HUD’s proposal would require that 48 percent of the mortgages purchased by Fannie Mae and Freddie Mac next year be affordable for low- and moderate-income families. From the current goal of 42, that figure would rise to 50 percent in the year 2001.
Fannie and Freddie also have goals for purchasing “special affordable mortgages” for very low- and low-income families. The current goal is 14 percent. HUD proposes to raise that figure to 18 percent next year and 20 percent thereafter. Current goals also require the two GSEs to purchase 24 percent of their mortgages in underserved areas. The proposal would increase that to 29 percent next year and 31 percent in 2001.
The Federal Housing Enterprises Financial Safety and Soundness Act of 1992 mandates the affordable housing goals and gives the HUD Secretary authority to revise them in 1999. The proposed new goals would remain in place for four years, or until HUD acts to revise them. HUD estimates that, over 10 years, the new goals would result in $2.4 trillion dollars of affordable mortgages for 28 million low- and moderate-income households – $488.3 billion more mortgage dollars and 7 million more low- and moderate-income households than under current goals.

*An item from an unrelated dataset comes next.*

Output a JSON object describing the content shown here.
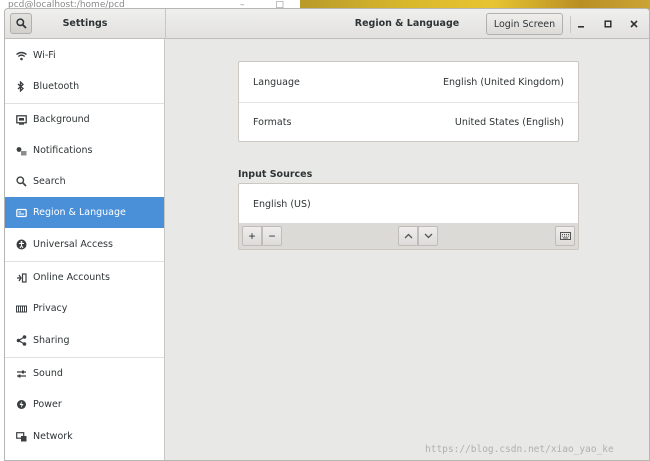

The Office of Management and Budget must review the proposed rule, which will then go to Congress for a two-week review period. HUD will publish a notice seeking public comment shortly after Labor Day. HUD also plans to hold several regional forums on the proposed goals.
– From the Center for Community Change, 202-342-0567; www.communitychange.org.
The House subcommittee on Housing and Community Opportunity has delayed marking up H.R. 202, the Preserving Affordable Housing for Senior Citizens and Families into the 21st Century Act. The mark-up will blend H.R. 202 with other bills containing solutions to the problem of expiring project-based contracts, also known as “at-risk properties.” The committee will likely mark up in September. Meanwhile, the appropriations bill (see above) authorizes enhanced vouchers – vouchers with a greater subsidy level than standard to provide rent assistance up to market levels – for all tenants in units where the owner has opted-out of Section 8. Housing advocates maintain that while enhanced vouchers solve individual problems, the security may be short lived and enhanced vouchers should be a last resort. The danger of funding enhanced vouchers is that no real effort to mark-up-to-market expiring Section 8 contracts would occur.
– From the National Low Income Housing Coalition, 202-662-1530; www.nlihc.org.